Huit jours après Pâques, un an après, un confinement après, le texte de l’Évangile du 11 avril est toujours le même : Jean rapporte la rencontre de Jésus et de Thomas, l’expérience de foi de ce dernier. Pour souligner cette étrange répétition, la chronique de Jean Deuzèmes est la même. Mais Saint-Merry n’est plus tout à fait le même…

Artistes du jour :   Ron Mueck (né en 1958 à Melbourne) et Le Caravage (1571-1610) // Évangile de saint Jean (20, 19-31)

Huit jours plus tard,
les disciples se trouvaient de nouveau dans la maison,
et Thomas était avec eux.
Jésus vient,
alors que les portes étaient verrouillées,
et il était là au milieu d’eux.
Il dit :
 « La paix soit avec vous ! »
    Puis il dit à Thomas :
« Avance ton doigt ici, et vois mes mains ;
avance ta main, et mets-la dans mon côté :
cesse d’être incrédule,
sois croyant. »
    Alors Thomas lui dit :
« Mon Seigneur et mon Dieu ! »
    Jésus lui dit :
« Parce que tu m’as vu, tu crois.
Heureux ceux qui croient sans avoir vu. »

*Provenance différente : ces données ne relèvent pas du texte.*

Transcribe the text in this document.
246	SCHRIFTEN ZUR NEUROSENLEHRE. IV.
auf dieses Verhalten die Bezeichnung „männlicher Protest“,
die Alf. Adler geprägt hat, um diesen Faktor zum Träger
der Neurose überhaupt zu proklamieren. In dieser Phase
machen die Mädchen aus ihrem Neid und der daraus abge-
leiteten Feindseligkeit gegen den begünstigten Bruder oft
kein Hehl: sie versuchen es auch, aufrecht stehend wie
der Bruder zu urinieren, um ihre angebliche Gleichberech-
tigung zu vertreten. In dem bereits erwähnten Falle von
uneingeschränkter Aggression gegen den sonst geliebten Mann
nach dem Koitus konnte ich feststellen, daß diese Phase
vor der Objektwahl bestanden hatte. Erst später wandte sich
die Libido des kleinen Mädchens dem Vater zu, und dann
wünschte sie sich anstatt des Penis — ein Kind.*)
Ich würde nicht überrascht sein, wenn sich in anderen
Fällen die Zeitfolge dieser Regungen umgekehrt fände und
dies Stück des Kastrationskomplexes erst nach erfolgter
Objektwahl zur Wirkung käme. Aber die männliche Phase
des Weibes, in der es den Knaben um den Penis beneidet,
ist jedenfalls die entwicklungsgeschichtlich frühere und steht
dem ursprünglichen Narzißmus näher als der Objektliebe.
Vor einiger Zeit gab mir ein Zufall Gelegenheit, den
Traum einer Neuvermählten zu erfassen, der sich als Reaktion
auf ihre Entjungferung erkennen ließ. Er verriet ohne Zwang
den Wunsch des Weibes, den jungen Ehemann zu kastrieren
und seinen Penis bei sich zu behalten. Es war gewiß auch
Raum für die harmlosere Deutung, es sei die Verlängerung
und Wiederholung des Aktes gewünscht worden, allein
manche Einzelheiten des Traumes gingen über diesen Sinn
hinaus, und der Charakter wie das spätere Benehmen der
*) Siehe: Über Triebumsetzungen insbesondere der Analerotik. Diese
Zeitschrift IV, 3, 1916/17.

Ce texte très connu sur la Foi se présente comme un récit précis et réaliste que de nombreux artistes ont interprété ou auquel ils font explicitement référence.

L’incrédulité de saint Thomas, chef d’œuvre du Caravage, est probablement le plus connu et a été recopié une vingtaine de fois durant le XVIIe, d’autres artistes s’en sont saisi tel Hendrick ter Brugghen avec Le doute de Thomas, ca 1622.

À l’époque contemporaine, cette représentation se fait plus rare, car l’incrédulité n’est plus une question, mais un fait largement partagé dans une société déchristianisée.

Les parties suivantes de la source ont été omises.